Thursday, May 5, 2011

Part II: Connection Versus Correction?

Connection or Correction? Part II

I have been carrying around in my brain ideas for this 'Part II' and am finally getting it into the computer! We left off Part I with the question 'So how do we connect to our children?' As I've thought about this in my own life I realize it is so easy to think more about connecting with my children than about connecting with my amazing husband (as one of my high school sons readily remarked recently "Daddy, mommy is so lucky to have you! You are so good to her -- she really doesn't deserve you!" Then he added, "my girlfriend doesn't deserve me either!" And the three of us had a jolly good laugh!) I also had the chance to reflect on this topic while reading 'His Needs, Her Needs' (probably the best book on marriage I have ever read) while coming back from Kazkhstan on the plane last week (I have even some amazing stories from that trip...to come later!) So this post will cover both connections!!


Connecting with Your Husband

I was reminded last week at a bridal luncheon of how important it is to connect to your husband...here is the advice shared as we went around the table:

- Laugh with each other, especially when the GPS breaks and you're running late;
- It's not breakfast unless there is bacon;
- Find ways to honor him publicly; be his biggest fan and always believe in him;
- Pray together, especially when the world is ending and the chocolate is gone;
- Know and wear his favorite color.
- Complement him in many ways and situations; he wants to be your superman!
- Always look for new ways to enjoy each other, including new hobbies and interests.
- Show interest in his work and enthusiasms, even if yours differ;
- Always make your husband the priority, even when children come;
- Make time for fun; don't let stress of daily life take over; be spontaneous!!!
- Live by Truth, not facts. Respond to who He is in Christ, not to his faults;
- Pick your arguments; some aren't worth it. Compromise;
- Soak in His presence often;
- Build intentional friendships with those who celebrate you;
- Love his mom intentionally;
- Encourage him often--even when you want to cry. This diffuses plans of the enemy;
- Give yourself time to get ready for dates, sleep in pretty things;
- Have a secret place where only you and he can be in mind, body, and spirit.
- Have 10 second hugs in the middle of an argument; it will always end in laughter;
- Find his passion and fuel yourself behind it;
- Continue to refine your marriage; you are the bride of your husband AND of Christ.
- Keep extra room in your purse for his wallet and keys. Greet him at the door.
- Just as our heavenly Father forgives and forgets, we need to forgive and FORGET!
- Submission means seeing others' needs more important than your own.
- Show interest in the activities of his daily life, big and small.

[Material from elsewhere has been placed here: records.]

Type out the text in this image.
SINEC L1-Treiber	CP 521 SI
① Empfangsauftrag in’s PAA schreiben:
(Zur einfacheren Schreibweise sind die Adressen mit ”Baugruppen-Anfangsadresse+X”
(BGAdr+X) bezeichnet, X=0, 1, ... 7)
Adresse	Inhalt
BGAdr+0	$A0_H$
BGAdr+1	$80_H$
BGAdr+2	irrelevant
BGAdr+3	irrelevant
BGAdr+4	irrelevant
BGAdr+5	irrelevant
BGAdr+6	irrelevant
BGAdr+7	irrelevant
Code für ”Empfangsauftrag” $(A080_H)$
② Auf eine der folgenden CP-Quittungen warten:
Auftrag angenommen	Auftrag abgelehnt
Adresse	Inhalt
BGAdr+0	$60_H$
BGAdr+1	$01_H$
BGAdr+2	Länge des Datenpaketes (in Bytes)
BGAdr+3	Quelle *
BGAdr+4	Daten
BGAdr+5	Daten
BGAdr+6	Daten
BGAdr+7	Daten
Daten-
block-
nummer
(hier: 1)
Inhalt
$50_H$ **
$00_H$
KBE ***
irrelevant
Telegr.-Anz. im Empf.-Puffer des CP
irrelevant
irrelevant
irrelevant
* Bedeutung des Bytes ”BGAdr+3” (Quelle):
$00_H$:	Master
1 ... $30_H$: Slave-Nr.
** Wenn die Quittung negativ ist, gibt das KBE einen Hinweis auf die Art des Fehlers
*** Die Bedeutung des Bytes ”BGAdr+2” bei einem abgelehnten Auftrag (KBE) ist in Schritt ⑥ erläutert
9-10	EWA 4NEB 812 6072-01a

Connecting with your Children

While the hubby connections came from friends, all these kid connections came from Karyn Purvis' "Empowered to Connect" conference:

- Be in tune with who your child is, how God made him, his gifts and purpose;
- Use safe touch, such as high 5s, hugs, pats on the back, tickling;
- Give undivided attention to them;
- Value eye contact;
- Focus on having 'smiling eyes;'
- Engage them playfully, either in sports, board games, other games;
- Use nurturing play;
- Use a warm voice tone;
- Laugh together often.

In addition, a critical part of empowering them to become the person the Lord made them to be is being sure they have enough physical activity, including jumping/sports as well as many forms of fine motor activity. Remember that sad children may look angry and scared children may even look crazy. We can love them best by focusing more on responding to their needs more than to their behavior.

May the Lord encourage us all as we continue to see Him transform us and our families. He will complete the good work He has started in us! Hope to see some of you at the Louisville Summit!


2 comments:

  1. Susan,
    Thank you so much for sharing all of these great ideas. I truly appreciate it and definitely needed to read this tonight.
    Blessings,
    Amy

    ReplyDelete
  2. This is wonderfully full of practical advice. I love it! In the busy lives we lead so many of these often small things remain undone. For instance, the eye contact is so important, but when I think on it, I can easily go a long time without actually looking into my child's eyes. Multi-tasking isn't always a good thing! Thank you Susan.